Mom and my aunts had a poor self-image of themselves. Mother became a drug addict, and my aunts Leatress, Reba, and Olivia became hopeless alcoholics, getting married many times, etc. Aunt Reba got married 14 times. Finally, because of Mom's drug addiction, poor self-image, and other problems, Dad and Mom got a divorce. About three years later, my mother committed suicide. That tragedy was the main reason why I took my first wife and children out of Kansas and came here to Southern California. I never regretted having come here.
Dane, what really bothers me about that Political and Current Events board is when somebody tells me I think I'm smart or "holier than thou."

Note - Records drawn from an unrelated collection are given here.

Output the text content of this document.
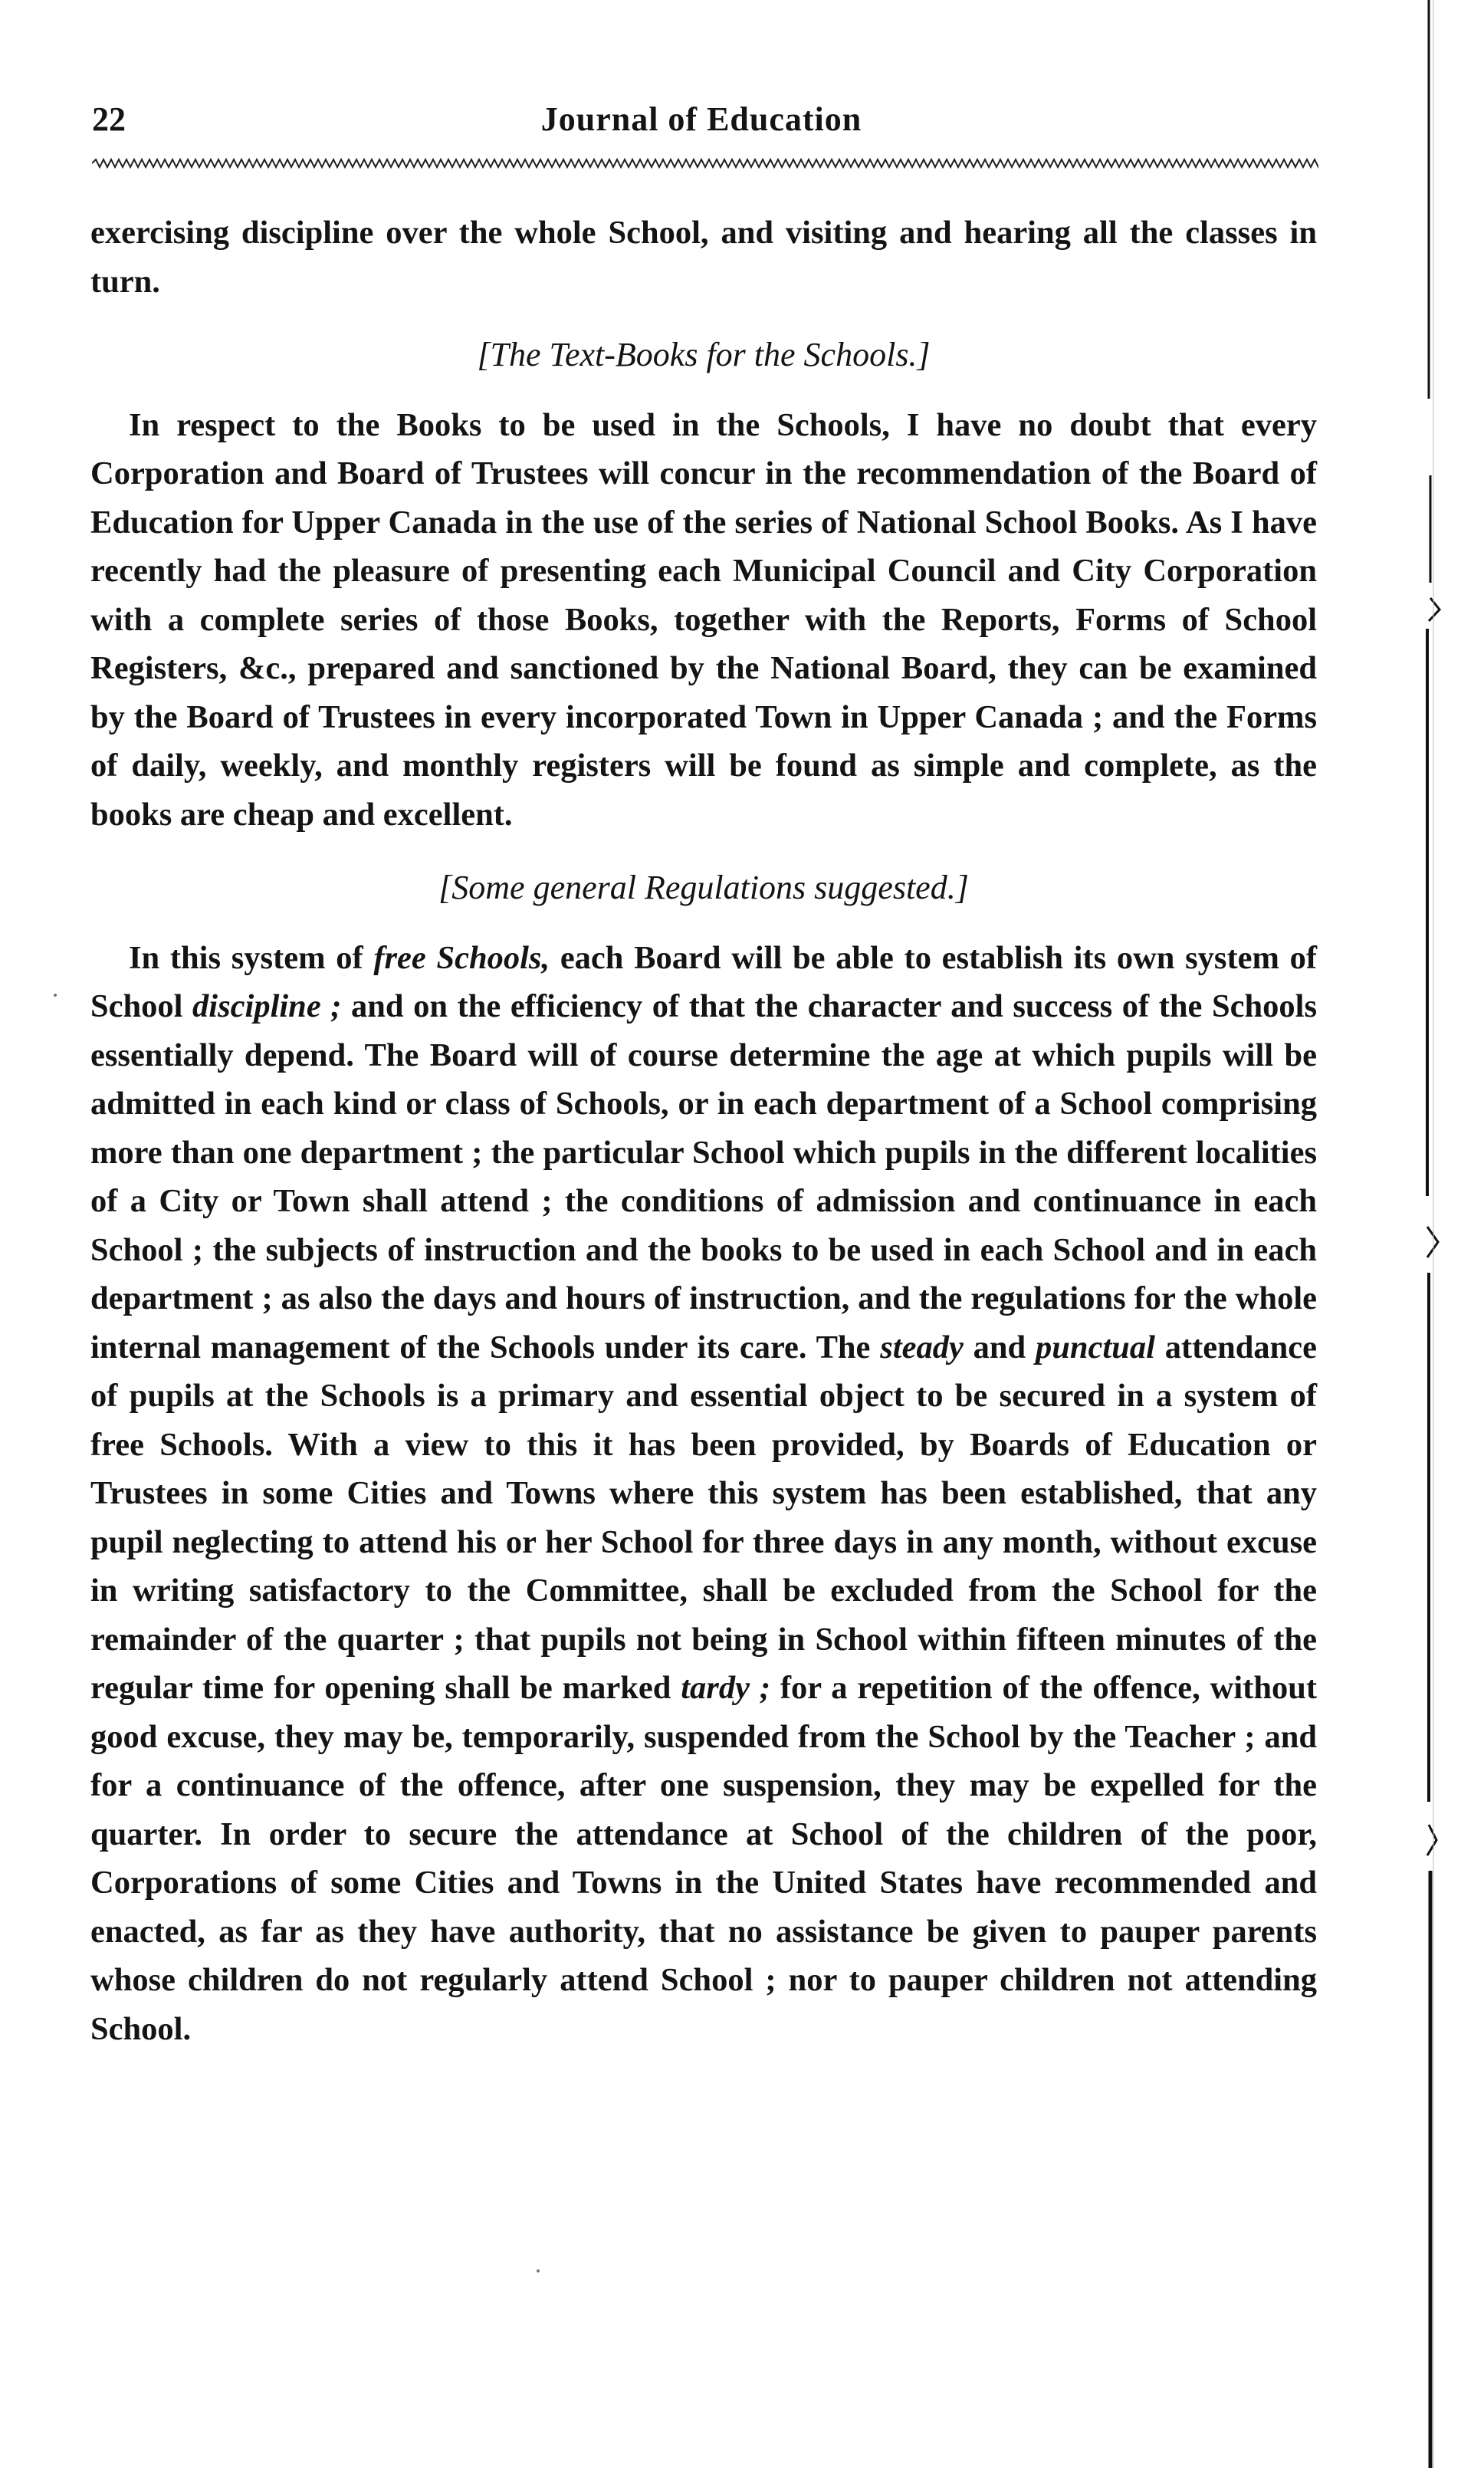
22	Journal of Education

exercising discipline over the whole School, and visiting and hearing all the classes in turn.

[The Text-Books for the Schools.]

In respect to the Books to be used in the Schools, I have no doubt that every Corporation and Board of Trustees will concur in the recommendation of the Board of Education for Upper Canada in the use of the series of National School Books. As I have recently had the pleasure of presenting each Municipal Council and City Corporation with a complete series of those Books, together with the Reports, Forms of School Registers, &c., prepared and sanctioned by the National Board, they can be examined by the Board of Trustees in every incorporated Town in Upper Canada ; and the Forms of daily, weekly, and monthly registers will be found as simple and complete, as the books are cheap and excellent.

[Some general Regulations suggested.]

In this system of free Schools, each Board will be able to establish its own system of School discipline ; and on the efficiency of that the character and success of the Schools essentially depend. The Board will of course determine the age at which pupils will be admitted in each kind or class of Schools, or in each department of a School comprising more than one department ; the particular School which pupils in the different localities of a City or Town shall attend ; the conditions of admission and continuance in each School ; the subjects of instruction and the books to be used in each School and in each department ; as also the days and hours of instruction, and the regulations for the whole internal management of the Schools under its care. The steady and punctual attendance of pupils at the Schools is a primary and essential object to be secured in a system of free Schools. With a view to this it has been provided, by Boards of Education or Trustees in some Cities and Towns where this system has been established, that any pupil neglecting to attend his or her School for three days in any month, without excuse in writing satisfactory to the Committee, shall be excluded from the School for the remainder of the quarter ; that pupils not being in School within fifteen minutes of the regular time for opening shall be marked tardy ; for a repetition of the offence, without good excuse, they may be, temporarily, suspended from the School by the Teacher ; and for a continuance of the offence, after one suspension, they may be expelled for the quarter. In order to secure the attendance at School of the children of the poor, Corporations of some Cities and Towns in the United States have recommended and enacted, as far as they have authority, that no assistance be given to pauper parents whose children do not regularly attend School ; nor to pauper children not attending School.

I've felt ignorant all my life. That's why I devoured book after book after book. Seeing that my constant reading and learning weren't making me improve notably, I bought a book by an author who said that one could improve by chanting "Day by day, I am getting better in every way." In the rooming house where I lived in Mexico City, I'd stand before a mirror, chanting that up to two hours a day. Another chant I still use frequently, is "I know nothing yet as I should know."
I really felt inferior to Dad. With just a seventh grade education, he rose from poverty to be a multimillionaire real estate man, home builder, and owner of apartments, approximately sixty or seventy fourplexes in all. He also had other business interests. I left the business, however, because Dad put as a condition for staying there I'd have to give up my intellectual pursuits and devote myself to selling houses from sunup to sundown. I never regretted having done that, also. My stepbrother Russell took my place, and he is easily one of the richest men in Kansas. He lives in a five million dollar home. If anyone thinks I'm just blowing wind, let him check up on Matlock and Johnson Realtors and Builders, Junction City, Kansas, in some internet phonebook.
I never got rich. My wife and I live in a modest manufactured home on its own lot. However, we do live comfortably from my private pension, my social secrity pension, and one small investment. I often wish that I had been more ambitious about making a lot of money because then, I'd see to it that we abandoned this little house and become perennial gypsies.
Years later after Dad "encouraged" me to leave the business, he told me that he was just trying to bluff me at the time. He didn't believe I'd really dare go out on my own. My feelings of inferiority to Dad sparked my decision to get a Masters Degree from one of this nation's toughest and most demanding graduate schools: Tulane University in New Orleans. But not even that helped me to feel superior.
So Dane, with that kind of complex, how could I possibly think I'm smarter and hetter than anyone else? It's because of a feeling of inadequacy that I engage in this sort of behavior. I'd LOVE to be satisfied with myself.
Dane, whatever "belief" is, it isn't anywhere close to truth. The "True Believer" who goes on a "belief" binge is on a dead-end course throughout life. Education and self-improvement in ethics and morals, plus acceptance of the spiritual realm, are the only way to go.
Thanks for your good letter and congratulations on your high regard for education and learning.